The review committee consisted of 16 ethnic studies teachers, 15 other SFUSD educators and staff, and eight San Francisco parents. Each parent was assigned roughly to a table of four, with the other three members of the table being SFUSD employees (for example, principals, vice principals, and others). There was always an ethnic studies teacher assigned to every table. It’s unclear how the SFUSD educators were selected, but an overwhelming majority seemed familiar with the ethnic studies curriculum and were mostly in favor of it. Individual scores, from 0 to 3, were averaged out per table. Thus, a parent’s score of zero was almost always diluted when the table’s composite average was submitted.

Parents were granted roughly one Sunday and five weekdays to review the Voices curriculum. It was the first time that parents had seen the full Voices textbook. Working parents faced even tighter constraints in conducting a meaningful examination. 

Moderators made clear from the outset that Voices was the only curriculum under consideration and that none of its content would be subject to evaluation or revision. They instructed the room to holler “content” if any feedback veered off-topic, addressed the material itself, or failed to align with the scoring criteria of a narrow, detailed four-point rubric.

Caption: Identifying students’ power and privilege via a “Power Wheel” from the Introduction section of the “Voices” ethnic studies textbook to be given to all SFUSD ninth graders.
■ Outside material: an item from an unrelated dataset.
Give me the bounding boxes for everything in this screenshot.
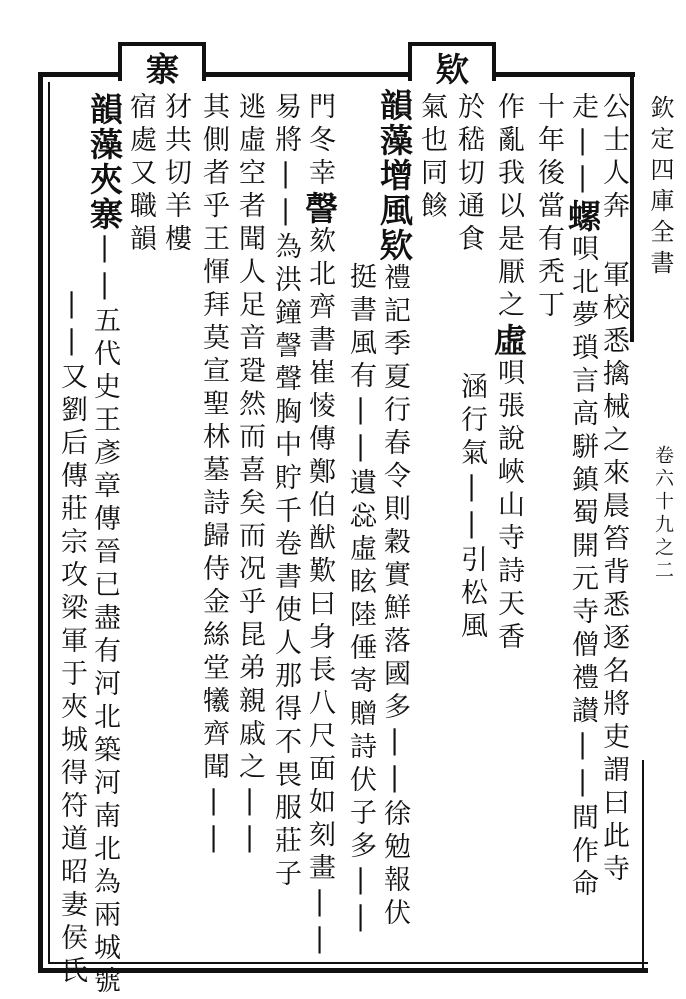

In the textbook’s introductory section, ninth graders are introduced to a “Power Wheel” diagram, adapted from Sylvia Duckworth’s Wheels of Power and Privilege. The wheel prompts students to identify where they stand across overlapping categories of identity, including race, sex, gender, religion, income, immigration status, and more. It explicitly frames characteristics such as White, European, cis-male, Christian, Settler, high-income, and citizen as conferring greater power and privilege, while positioning other identities as marginalized. 

Parents have strongly criticized the framework for presenting contested critical race theory concepts as undisputed fact, especially to incoming freshmen who have yet to complete foundational courses in U.S. history, civics, or economics. There appear to be plenty of examples of oppression in the Voices textbook, and when pressed, why there are no success stories, the counter-story response is that privileged powers permitted it as needed, high-level control remained with the powerful few. Ethnic studies is meant to foster critical thinking, but the curriculum itself presents only one side with few examples of minority success stories for analytical comparison.

The review committee made clear that the Voices course embodies “liberated” ethnic studies, explicitly designed to create social justice activists, rather than conventional multicultural studies intended to expand knowledge. This orientation is consistent with comments made by an SFUSD ethnic studies teacher during the Aug. 26, 2025, Board of Education meeting, where he told a packed audience that the class aims to “create warriors,” while wearing a keffiyeh scarf.

Liz Le is an entrepreneur, research strategist, 20-year San Francisco resident, poli-sci/econ maverick, and parent of two teens.